"Cybergibbons" from PentestPartners has done a teardown of W3W in 2021 on twitter. It was very spicy and the takeaway was not that it is just ugly implementation as some here suggest, but flawed by design:
I can understand overlooking homophones, but plurals was just stupid.
Someone came up with a clever idea, and clearly they had some math/cipher skills. But w3w clearly had no linguists on staff. Even Wordle did a better job filtering their word list.
Though with some of the words being so lengthy and linguistically complex, they would have been better moving to a four word system and assuring simpler words that was better filtered.
Interesting that the researchers didn’t analyze W3W directly because it would violate their ToS, but instead constructed their own word list. I would think that this sort of criticism of a technology used by the government (for emergency services) would be acceptable, similar to “fair use” in the US.
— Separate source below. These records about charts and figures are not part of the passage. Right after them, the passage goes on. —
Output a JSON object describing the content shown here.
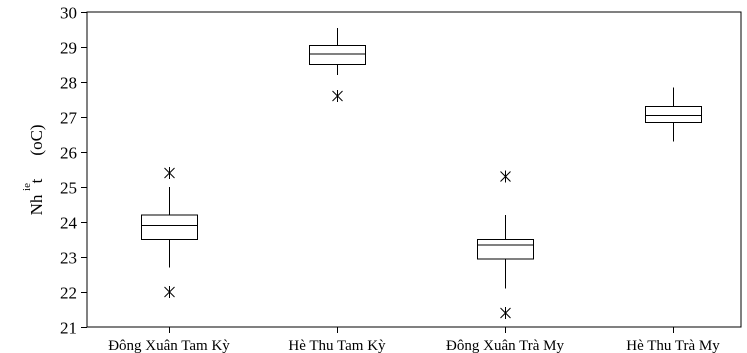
{
  "chart_data": {
    "type": "boxplot",
    "ylabel_main": "Nh",
    "ylabel_super": "ie",
    "ylabel_mid": "t",
    "ylabel_unit": "(oC)",
    "ylim": [
      21,
      30
    ],
    "yticks": [
      21,
      22,
      23,
      24,
      25,
      26,
      27,
      28,
      29,
      30
    ],
    "grid": false,
    "categories": [
      "Đông Xuân Tam Kỳ",
      "Hè Thu Tam Kỳ",
      "Đông Xuân Trà My",
      "Hè Thu Trà My"
    ],
    "boxes": [
      {
        "whisker_low": 22.7,
        "q1": 23.5,
        "median": 23.9,
        "q3": 24.2,
        "whisker_high": 25.0,
        "outliers": [
          22.0,
          25.4
        ]
      },
      {
        "whisker_low": 28.2,
        "q1": 28.5,
        "median": 28.8,
        "q3": 29.05,
        "whisker_high": 29.55,
        "outliers": [
          27.6
        ]
      },
      {
        "whisker_low": 22.1,
        "q1": 22.95,
        "median": 23.35,
        "q3": 23.5,
        "whisker_high": 24.2,
        "outliers": [
          21.4,
          25.3
        ]
      },
      {
        "whisker_low": 26.3,
        "q1": 26.85,
        "median": 27.05,
        "q3": 27.3,
        "whisker_high": 27.85,
        "outliers": []
      }
    ]
  }
}
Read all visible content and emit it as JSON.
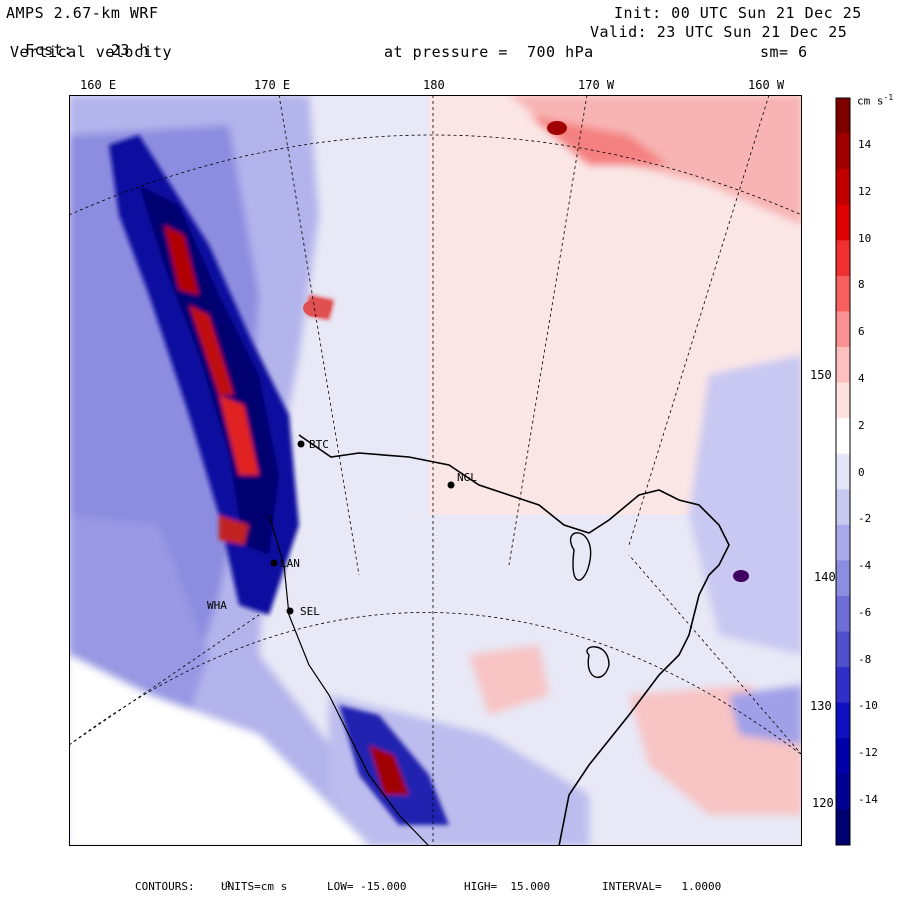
{
  "header": {
    "model": "AMPS 2.67-km WRF",
    "fcst_label": "Fcst:",
    "fcst_value": "23 h",
    "field": "Vertical velocity",
    "init": "Init: 00 UTC Sun 21 Dec 25",
    "valid": "Valid: 23 UTC Sun 21 Dec 25",
    "pressure": "at pressure =  700 hPa",
    "smoothing": "sm= 6"
  },
  "longitude_labels": [
    "160 E",
    "170 E",
    "180",
    "170 W",
    "160 W"
  ],
  "lon_right_labels": [
    "150 W",
    "140 W",
    "130 W",
    "120 W"
  ],
  "stations": [
    "BTC",
    "NGL",
    "LAN",
    "SEL",
    "WHA"
  ],
  "colorbar": {
    "units": "cm s",
    "units_exp": "-1",
    "labels": [
      "14",
      "12",
      "10",
      "8",
      "6",
      "4",
      "2",
      "0",
      "-2",
      "-4",
      "-6",
      "-8",
      "-10",
      "-12",
      "-14"
    ],
    "colors": [
      "#800000",
      "#a00000",
      "#c00000",
      "#e00000",
      "#f03030",
      "#f86060",
      "#fa9090",
      "#fcc0c0",
      "#fde0e0",
      "#ffffff",
      "#e6e6f8",
      "#c8c8f2",
      "#aaaaea",
      "#8c8ce0",
      "#6e6ed6",
      "#5050cc",
      "#3030c8",
      "#1010c0",
      "#0000a8",
      "#000090",
      "#000070"
    ]
  },
  "footer": {
    "contours_label": "CONTOURS:",
    "units": "UNITS=cm s",
    "units_exp": "-1",
    "low": "LOW= -15.000",
    "high": "HIGH=  15.000",
    "interval": "INTERVAL=   1.0000"
  },
  "colors": {
    "background": "#ffffff",
    "frame": "#000000"
  }
}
Edit: it looks like the list itself is not even available, they would have had to reverse-engineer the app, so using a synthetic list makes more sense.
There's a reverse engineering of What3Words from a few years ago floating around out there called "What Free Words". It includes what claims to be their word list. I imagine the researcher is familiar with this but has chosen not to include it in their research.
(W3W is very aggressive about pursuing possibly spurious IP claims to remove any trace of What Free Words. In the past, even mentioning it in a comment like this is enough to attract a DMCA complaint.)
It's interesting because I'm fairly sure that work has already been done. Even without criticising the geocoding itself, the fact that there are singlular/plural pairs in the word list along with easily-confusable homophones says a lot about the product.
It's worth noting that some huge limitations/risks of W3W are there because of the flaws in their word list choice, so if you're analyzing a different wordlist, you explicitly aren't looking at a big source of problems.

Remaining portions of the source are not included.